166 世界の曲がり角
その日の夜、予想どおりの来訪者が、俺の寝室にやって来た。
薄っすら半透明の透けた身体。
相変わらずのニコニコと屈託のない笑みを浮かべたアホ精霊が「やっほー」と軽い調子で右手を上げる。
「はぁ……やっぱり来やがったな、スゴピカ」
「うん、来たよー、かーくん。はーと」
「自分の口でハートとか言うな、気色悪い」
ボーギルのプロポーズ大作戦は進行中……というか、それにかこつけた市場の開催をベータに依頼してある。
だけど、まぁ、多分コイツの本当の狙いは違うんだろうな……
つーか、コイツの茶番を8割盛り込まないと気が済まない精神を何とかして欲しい。
「…………で。今日は何がしたかったんだ? あの茶番……」
「あははは、バレてる? ん~、かーくんは勘がいいねぇ」
「バレてる? じゃねーよ。つーかお前、ボーギルにはガチで謝れよ?」
「あははははは~……あー……うん、まぁ……あれは、ちょっと想定外だったかな~……ま、でも、アレはアレで悪い選択では無かったと思うよ? かーくんにとっては」
と、それまでふわふわ、ぽよぽよと気の抜けた顔をしていたスゴピカのヤツが、すっと真面目な表情を浮かべた。
「単刀直入に伝えるよ? 今……いや、もう昨日かな? 『世界の曲がり角』に到達したよ」
「はァ??」
「君の異母兄弟であるサタナスくんが『魔王』に帰り咲いたんだ」
「はいぃぃぃっ!?」
「あ、ちょっと違うね。もうすぐ魔王に返り咲く……かな? でも、そんなのは時間の問題。」
待て待て、ちょっと待て!!
色々と確認したい情報を複数ぶち込んで来やがって!!
何だその『世界の曲がり角』って!?
それに、俺とサタナスは異母兄弟じゃねぇぞ!?
アイツはじーちゃんと高位魔族の女性……えーと……確か、女悪魔族のエルリーン様だったっけ?? アークヴェルと大叔母様の息子がサタナスの野郎で、俺はアークヴェルとマリクルシアの娘であるマリアとこのアホ精霊の息子だから、サタナスとは伯父と甥っ子の関係だ。
純血の高位魔族同士の息子であるサタナスの野郎と、人間の血が入っているお袋と俺とでは成長・老化速度が全然違うから見た目はどっちもそんなに変わらないが……
つーか、父親のお前がなんでそんな間違いするんだよ!
そんで、サタナスが魔王に返り咲く、なんて……何処の情報だよ?
多分きっと、そろそろあのトラオウ辺りにぶち殺されてるとばかり思ってたけど……?
「あ、うん。ゴメン、そうだよね~……ちょっと順番に説明するねー」
そう言いながら、スゴピカのヤツは俺の部屋の壁にいくつかの映像と投影する。
そこに映っているのは不可解でありえない光景だった。
一つは俺が魔族から離反し、光の勇者……どーみてもボーギルなんだけど……と共に何故か、すでにこの世に居ないはずのじーちゃんを殺す一幕。
一つは魔王として独裁を強いていた外道of外道な俺が、光の勇者であるボーギルに倒される一幕……ちなみに勇者のパーティメンバーにカシコちゃんやアルファの奴も居る。
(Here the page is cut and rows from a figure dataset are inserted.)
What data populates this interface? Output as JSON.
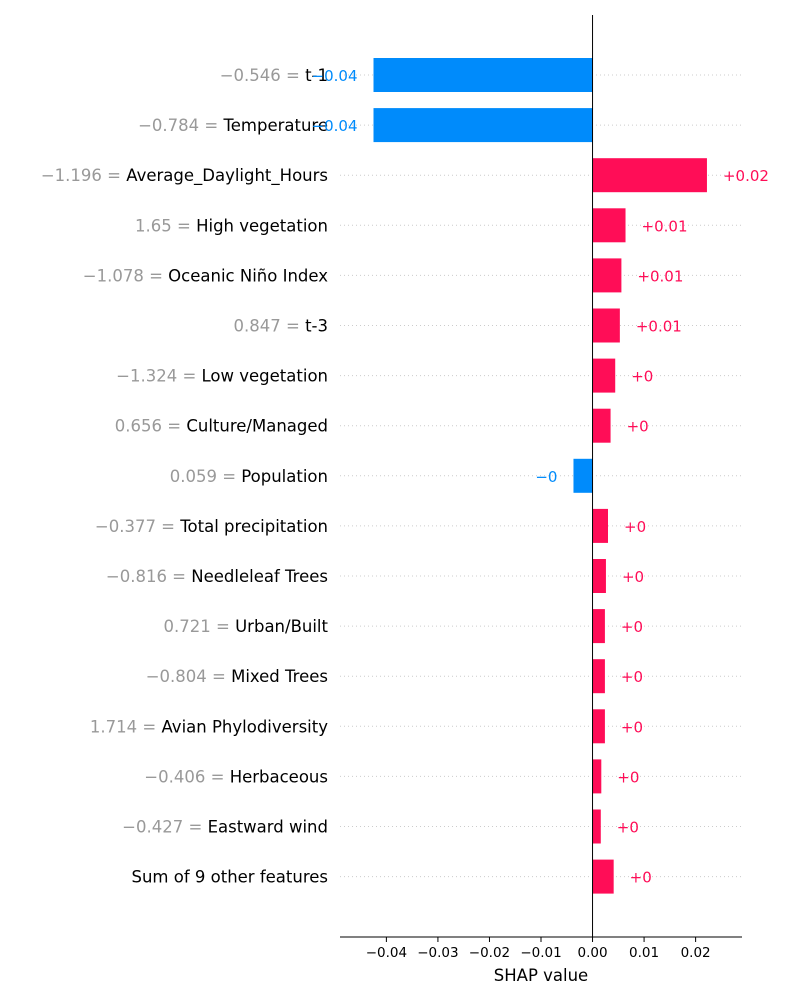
{
  "chart_data": {
    "type": "bar",
    "orientation": "horizontal",
    "xlabel": "SHAP value",
    "xlim": [
      -0.049,
      0.029
    ],
    "xticks": [
      -0.04,
      -0.03,
      -0.02,
      -0.01,
      0.0,
      0.01,
      0.02
    ],
    "xtick_labels": [
      "−0.04",
      "−0.03",
      "−0.02",
      "−0.01",
      "0.00",
      "0.01",
      "0.02"
    ],
    "grid": "dotted-per-row",
    "colors": {
      "positive": "#ff0d57",
      "negative": "#008bfb"
    },
    "features": [
      {
        "value": "−0.546",
        "name": "t-1",
        "shap": -0.0425,
        "label": "−0.04"
      },
      {
        "value": "−0.784",
        "name": "Temperature",
        "shap": -0.0425,
        "label": "−0.04"
      },
      {
        "value": "−1.196",
        "name": "Average_Daylight_Hours",
        "shap": 0.0222,
        "label": "+0.02"
      },
      {
        "value": "1.65",
        "name": "High vegetation",
        "shap": 0.0064,
        "label": "+0.01"
      },
      {
        "value": "−1.078",
        "name": "Oceanic Niño Index",
        "shap": 0.0056,
        "label": "+0.01"
      },
      {
        "value": "0.847",
        "name": "t-3",
        "shap": 0.0053,
        "label": "+0.01"
      },
      {
        "value": "−1.324",
        "name": "Low vegetation",
        "shap": 0.0044,
        "label": "+0"
      },
      {
        "value": "0.656",
        "name": "Culture/Managed",
        "shap": 0.0035,
        "label": "+0"
      },
      {
        "value": "0.059",
        "name": "Population",
        "shap": -0.0037,
        "label": "−0"
      },
      {
        "value": "−0.377",
        "name": "Total precipitation",
        "shap": 0.003,
        "label": "+0"
      },
      {
        "value": "−0.816",
        "name": "Needleleaf Trees",
        "shap": 0.0026,
        "label": "+0"
      },
      {
        "value": "0.721",
        "name": "Urban/Built",
        "shap": 0.0024,
        "label": "+0"
      },
      {
        "value": "−0.804",
        "name": "Mixed Trees",
        "shap": 0.0024,
        "label": "+0"
      },
      {
        "value": "1.714",
        "name": "Avian Phylodiversity",
        "shap": 0.0024,
        "label": "+0"
      },
      {
        "value": "−0.406",
        "name": "Herbaceous",
        "shap": 0.0017,
        "label": "+0"
      },
      {
        "value": "−0.427",
        "name": "Eastward wind",
        "shap": 0.0016,
        "label": "+0"
      },
      {
        "value": "",
        "name": "Sum of 9 other features",
        "shap": 0.0041,
        "label": "+0"
      }
    ]
  }
}
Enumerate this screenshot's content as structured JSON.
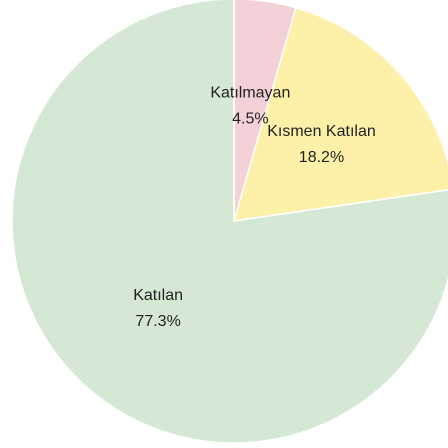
{
  "chart_data": {
    "type": "pie",
    "categories": [
      "Katılmayan",
      "Kısmen Katılan",
      "Katılan"
    ],
    "values": [
      4.5,
      18.2,
      77.3
    ],
    "value_labels": [
      "4.5%",
      "18.2%",
      "77.3%"
    ],
    "colors": [
      "#f4d1d6",
      "#fdf1a9",
      "#d4e8d4"
    ]
  }
}
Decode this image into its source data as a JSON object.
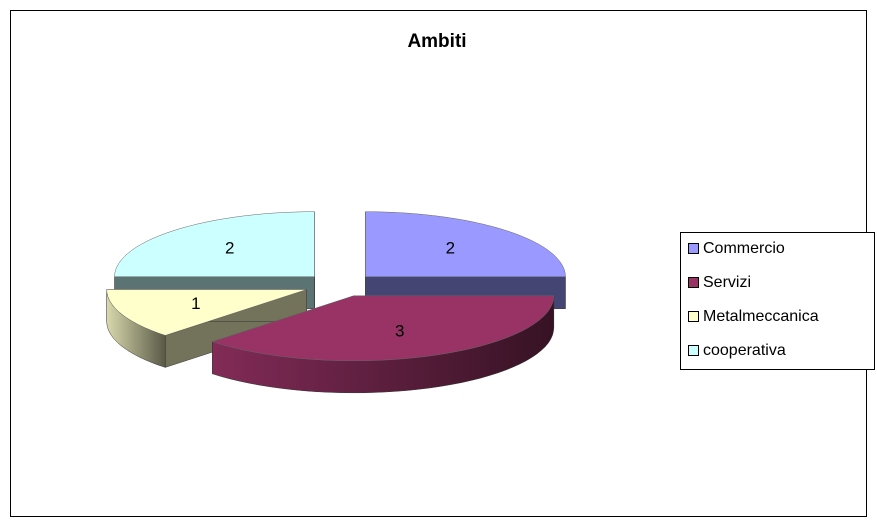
{
  "chart_data": {
    "type": "pie",
    "title": "Ambiti",
    "categories": [
      "Commercio",
      "Servizi",
      "Metalmeccanica",
      "cooperativa"
    ],
    "values": [
      2,
      3,
      1,
      2
    ],
    "colors": [
      "#9999ff",
      "#993366",
      "#ffffcc",
      "#ccffff"
    ],
    "legend": "right"
  }
}
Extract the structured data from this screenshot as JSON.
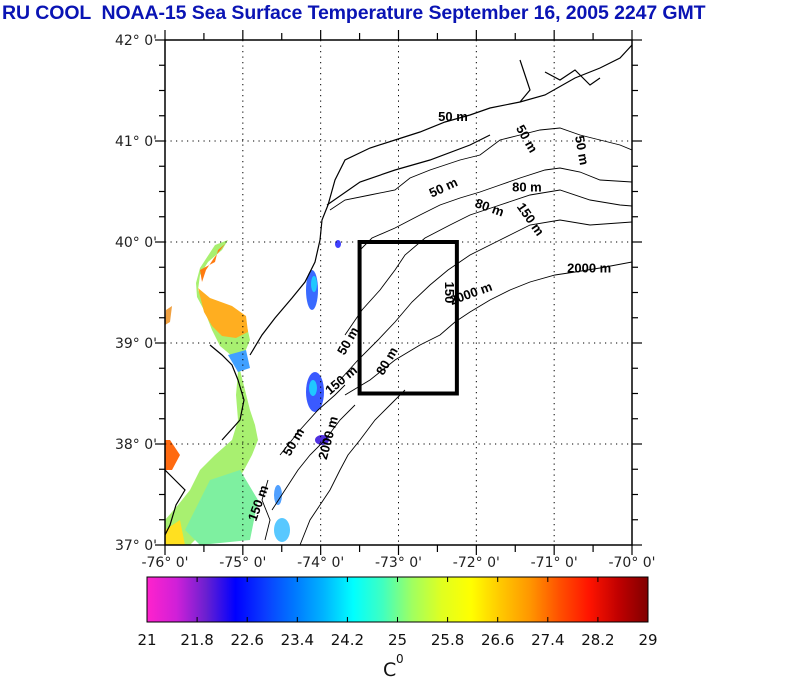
{
  "title": "RU COOL  NOAA-15 Sea Surface Temperature September 16, 2005 2247 GMT",
  "map": {
    "lon_range": [
      -76,
      -70
    ],
    "lat_range": [
      37,
      42
    ],
    "lon_ticks": [
      {
        "value": -76,
        "label": "-76° 0'"
      },
      {
        "value": -75,
        "label": "-75° 0'"
      },
      {
        "value": -74,
        "label": "-74° 0'"
      },
      {
        "value": -73,
        "label": "-73° 0'"
      },
      {
        "value": -72,
        "label": "-72° 0'"
      },
      {
        "value": -71,
        "label": "-71° 0'"
      },
      {
        "value": -70,
        "label": "-70° 0'"
      }
    ],
    "lat_ticks": [
      {
        "value": 42,
        "label": "42° 0'"
      },
      {
        "value": 41,
        "label": "41° 0'"
      },
      {
        "value": 40,
        "label": "40° 0'"
      },
      {
        "value": 39,
        "label": "39° 0'"
      },
      {
        "value": 38,
        "label": "38° 0'"
      },
      {
        "value": 37,
        "label": "37° 0'"
      }
    ],
    "study_box": {
      "lon_min": -73.5,
      "lon_max": -72.25,
      "lat_min": 38.5,
      "lat_max": 40.0
    },
    "contour_labels": [
      {
        "text": "50 m",
        "lon": -72.3,
        "lat": 41.2,
        "angle": 0
      },
      {
        "text": "50 m",
        "lon": -71.4,
        "lat": 41.0,
        "angle": 60
      },
      {
        "text": "50 m",
        "lon": -70.7,
        "lat": 40.9,
        "angle": 80
      },
      {
        "text": "50 m",
        "lon": -72.4,
        "lat": 40.5,
        "angle": -25
      },
      {
        "text": "80 m",
        "lon": -71.35,
        "lat": 40.5,
        "angle": 0
      },
      {
        "text": "80 m",
        "lon": -71.85,
        "lat": 40.3,
        "angle": 20
      },
      {
        "text": "150 m",
        "lon": -71.35,
        "lat": 40.2,
        "angle": 55
      },
      {
        "text": "2000 m",
        "lon": -70.55,
        "lat": 39.7,
        "angle": 0
      },
      {
        "text": "2000 m",
        "lon": -72.05,
        "lat": 39.45,
        "angle": -20
      },
      {
        "text": "150",
        "lon": -72.4,
        "lat": 39.5,
        "angle": 90
      },
      {
        "text": "80 m",
        "lon": -73.1,
        "lat": 38.8,
        "angle": -60
      },
      {
        "text": "50 m",
        "lon": -73.6,
        "lat": 39.0,
        "angle": -60
      },
      {
        "text": "150 m",
        "lon": -73.7,
        "lat": 38.6,
        "angle": -40
      },
      {
        "text": "50 m",
        "lon": -74.3,
        "lat": 38.0,
        "angle": -60
      },
      {
        "text": "150 m",
        "lon": -74.75,
        "lat": 37.4,
        "angle": -70
      },
      {
        "text": "2000 m",
        "lon": -73.85,
        "lat": 38.05,
        "angle": -75
      }
    ]
  },
  "colorbar": {
    "min": 21,
    "max": 29,
    "tick_labels": [
      "21",
      "21.8",
      "22.6",
      "23.4",
      "24.2",
      "25",
      "25.8",
      "26.6",
      "27.4",
      "28.2",
      "29"
    ],
    "unit_label": "C",
    "unit_superscript": "0",
    "colors": [
      "#ff22cc",
      "#d020d8",
      "#6a20d0",
      "#0000ff",
      "#0a3cff",
      "#0078ff",
      "#00b4ff",
      "#00ffff",
      "#40ffc0",
      "#a0ff60",
      "#e0ff20",
      "#ffff00",
      "#ffc800",
      "#ff9600",
      "#ff5000",
      "#ff1400",
      "#c00000",
      "#800000"
    ]
  },
  "colors": {
    "title": "#0a14b4",
    "frame": "#000000",
    "grid": "#000000"
  }
}
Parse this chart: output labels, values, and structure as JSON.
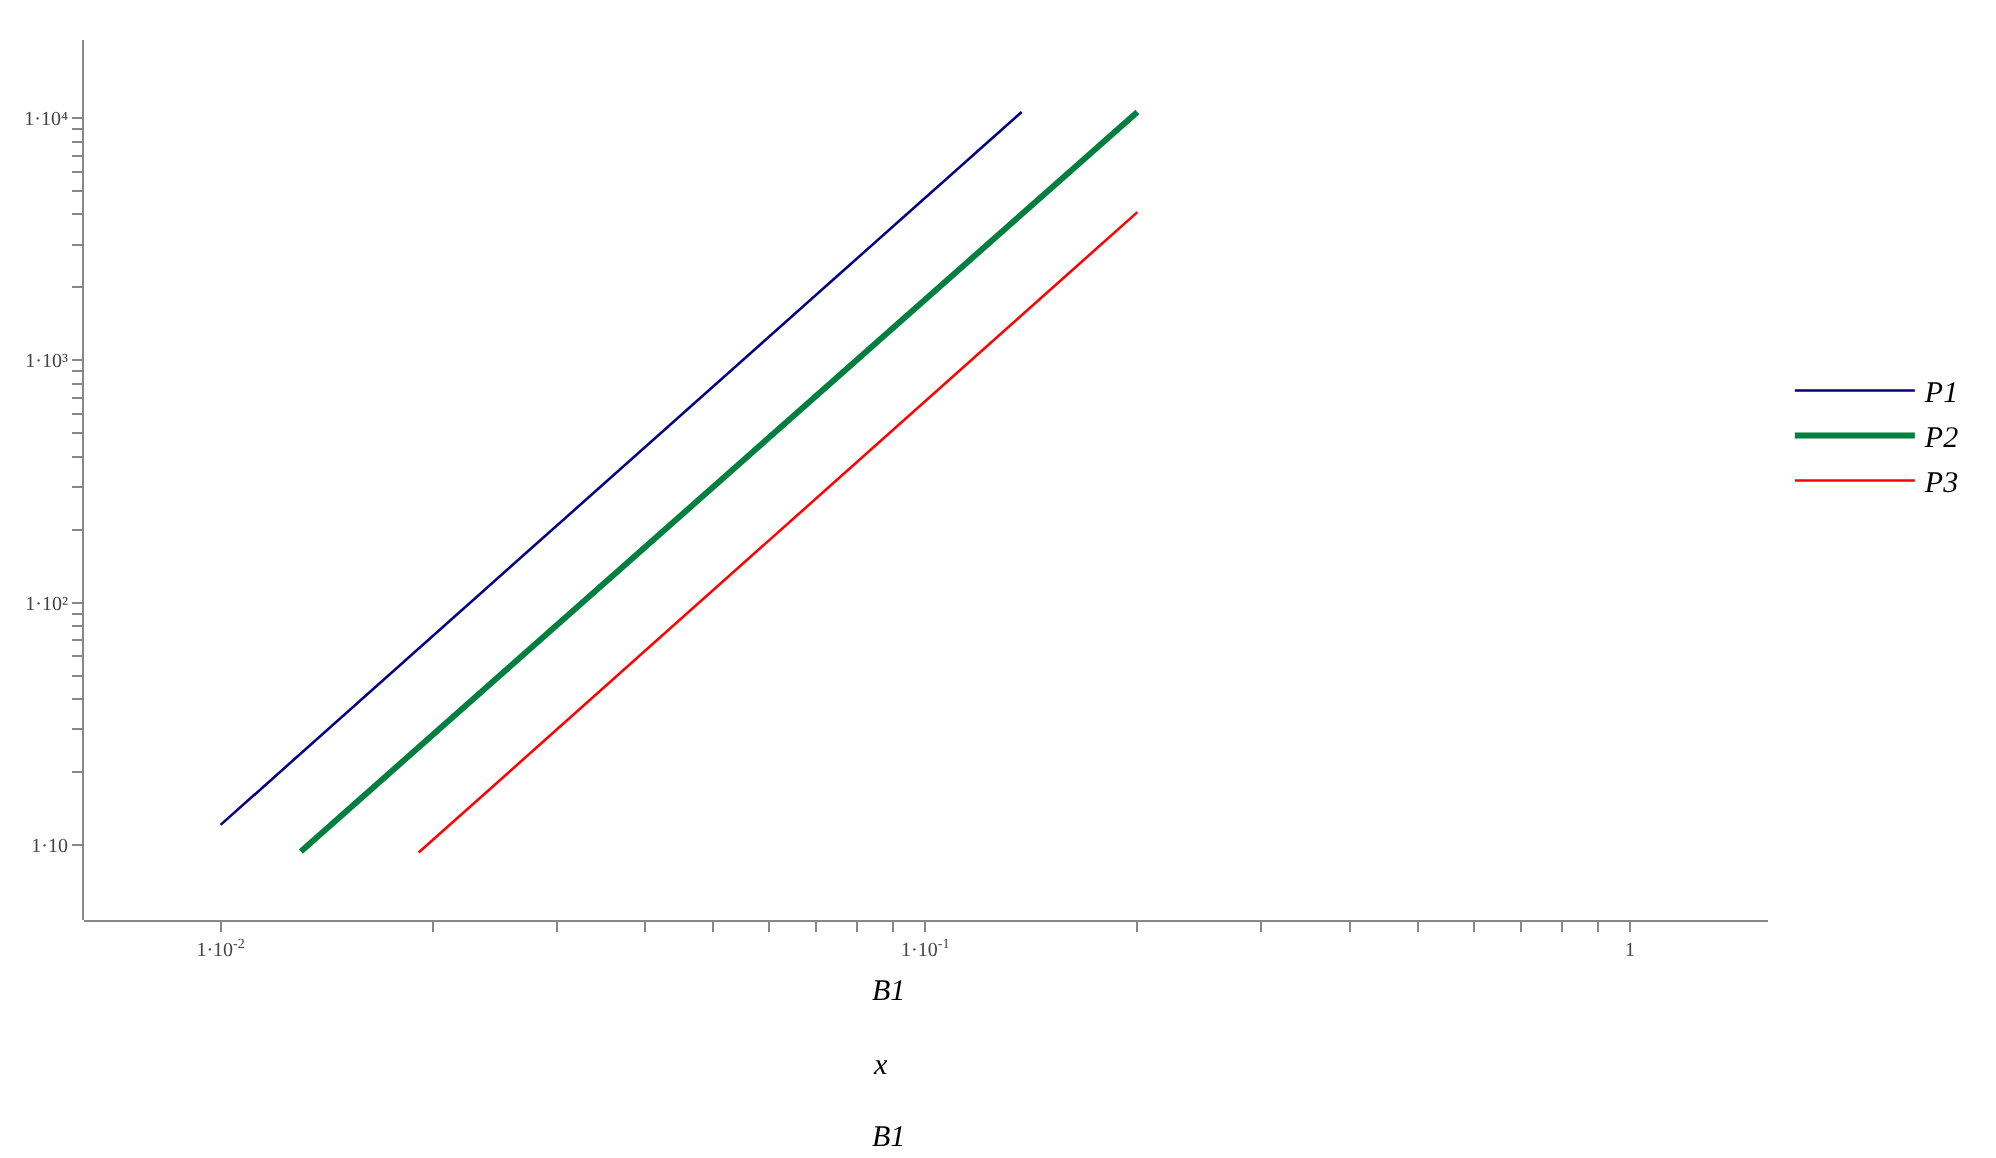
{
  "chart_data": {
    "type": "line",
    "log": "xy",
    "legend": "right",
    "series": [
      {
        "name": "P1",
        "color": "#000080",
        "x": [
          0.01,
          0.137
        ],
        "values": [
          12.1,
          10600
        ]
      },
      {
        "name": "P2",
        "color": "#007f3f",
        "x": [
          0.013,
          0.2
        ],
        "values": [
          9.4,
          10600
        ]
      },
      {
        "name": "P3",
        "color": "#ff0000",
        "x": [
          0.0191,
          0.2
        ],
        "values": [
          9.3,
          4090
        ]
      }
    ],
    "xlim": [
      0.0064,
      1.57
    ],
    "xticks": [
      {
        "value": 0.01,
        "label": "1·10$^{-2}$"
      },
      {
        "value": 0.02,
        "label": null
      },
      {
        "value": 0.03,
        "label": null
      },
      {
        "value": 0.04,
        "label": null
      },
      {
        "value": 0.05,
        "label": null
      },
      {
        "value": 0.06,
        "label": null
      },
      {
        "value": 0.07,
        "label": null
      },
      {
        "value": 0.08,
        "label": null
      },
      {
        "value": 0.09,
        "label": null
      },
      {
        "value": 0.1,
        "label": "1·10$^{-1}$"
      },
      {
        "value": 0.2,
        "label": null
      },
      {
        "value": 0.3,
        "label": null
      },
      {
        "value": 0.4,
        "label": null
      },
      {
        "value": 0.5,
        "label": null
      },
      {
        "value": 0.6,
        "label": null
      },
      {
        "value": 0.7,
        "label": null
      },
      {
        "value": 0.8,
        "label": null
      },
      {
        "value": 0.9,
        "label": null
      },
      1
    ],
    "ylim": [
      4.9,
      21000
    ],
    "yticks": [
      {
        "value": 10,
        "label": "1·10"
      },
      {
        "value": 20,
        "label": null
      },
      {
        "value": 30,
        "label": null
      },
      {
        "value": 40,
        "label": null
      },
      {
        "value": 50,
        "label": null
      },
      {
        "value": 60,
        "label": null
      },
      {
        "value": 70,
        "label": null
      },
      {
        "value": 80,
        "label": null
      },
      {
        "value": 90,
        "label": null
      },
      {
        "value": 100,
        "label": "1·10²"
      },
      {
        "value": 200,
        "label": null
      },
      {
        "value": 300,
        "label": null
      },
      {
        "value": 400,
        "label": null
      },
      {
        "value": 500,
        "label": null
      },
      {
        "value": 600,
        "label": null
      },
      {
        "value": 700,
        "label": null
      },
      {
        "value": 800,
        "label": null
      },
      {
        "value": 900,
        "label": null
      },
      {
        "value": 1000,
        "label": "1·10³"
      },
      {
        "value": 2000,
        "label": null
      },
      {
        "value": 3000,
        "label": null
      },
      {
        "value": 4000,
        "label": null
      },
      {
        "value": 5000,
        "label": null
      },
      {
        "value": 6000,
        "label": null
      },
      {
        "value": 7000,
        "label": null
      },
      {
        "value": 8000,
        "label": null
      },
      {
        "value": 9000,
        "label": null
      },
      {
        "value": 10000,
        "label": "1·10⁴"
      }
    ],
    "annotations": [
      "B1",
      "x",
      "B1"
    ]
  }
}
一つはサタナスのヤツが凄く良いヤツらしく、ヤツを中心に、俺、マドラ、サーキュ……そしてシシオウのヤツが魔王軍四天王として忠実に仕え、魔王城を盛り立て……やがて全魔王を掌握してゆく一幕。
「な、なんだこれ……?」
「うん。これ『分岐した別の世界』だよ。過去の『曲がり角』で別の方向に曲がった……ま、言うなれば『近くの異世界』だね」
「は……はぁ?」
スゴピカ曰く、世界とは分岐するたびに増えていくものであるらしい。しかも、一人一人の命に対して、大きな分岐箇所が複数存在しており、それこそ、無数・無限の数の『世界』があるのだそうだ。
「ここの世界の場合、元をただせばアークヴェルの馬鹿が無茶をしてしまったから……ちょっと歪んでるんだよ」
こいつ、じーちゃんのところは今まで義父さんって呼んでなかったか?
急に『アークヴェル』と呼び捨てにし出したので、一瞬、面食らってしまった。
だが、そんな俺の不審げな顔を気にするでなく肩をすくめる。
「それが、そろそろ限界、ってだけなんだけどさー」
そう言いながら、たくさんの映像の中から2つだけをピックアップし、俺の前に並べた。